ÜLKEM – İLKEM

Bilmeden yaşamak II

Araplar kendi aralarında bile birlik olamazken, İslam Birliği kurulacak, Türkler lider olacak, buna kargalar bile güler, ama bizde bunu empoze edenler de var, onlara inanıp aldananlar da var.

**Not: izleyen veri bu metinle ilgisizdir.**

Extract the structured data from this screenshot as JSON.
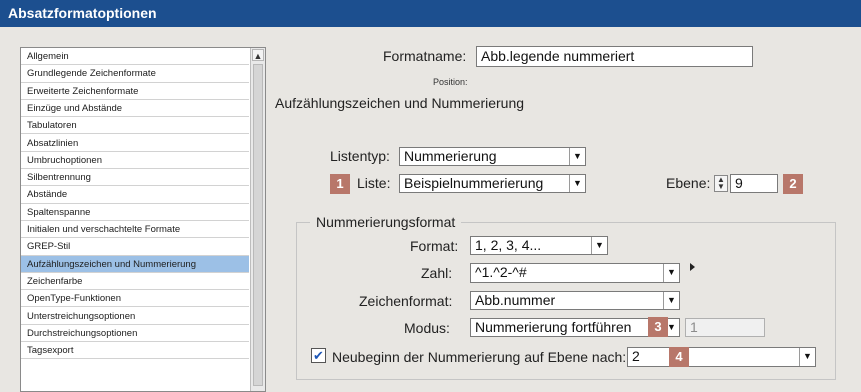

Kendisini ve çevresini tanımayanları, çevresinden kendisine yönelmiş, yalancı gülücüklerin arkasındaki hinlikleri anlayamayanları, rüzgara boyun eğmiş yapraklara benzetirim, kendilerini güden gücün istediği yere sürüklenirler, sürünmekten kurtulamazlar. Bilgisi ve bilinci gelişmemiş, insani değerleri tanımamış insanların gelişmemişliğindeki en büyük kusur, elbette kendilerinindir, bunun yanında, kasıtlı olarak, engellendikleri de bir gerçektir. Gelişmiş, bilinçlenmiş, güçlü insanlar sömürülemezler. Ezilen, sömürülen zavallılar, onları sömüren insan canavarlar, bunları seyreden umursamazlar, dünyada bir arada yaşıyorlar. Sömürenler, Tanrı’dan yetkili olduklarını iddia ettiler, zor kullandılar, insanları kandırdılar, kaleyi içten fethedip işbirlikçileri kullandılar, koşullara göre şekil değiştirdiler, fakat sömürü düzeninin ortadan kalkmasına asla izin vermediler.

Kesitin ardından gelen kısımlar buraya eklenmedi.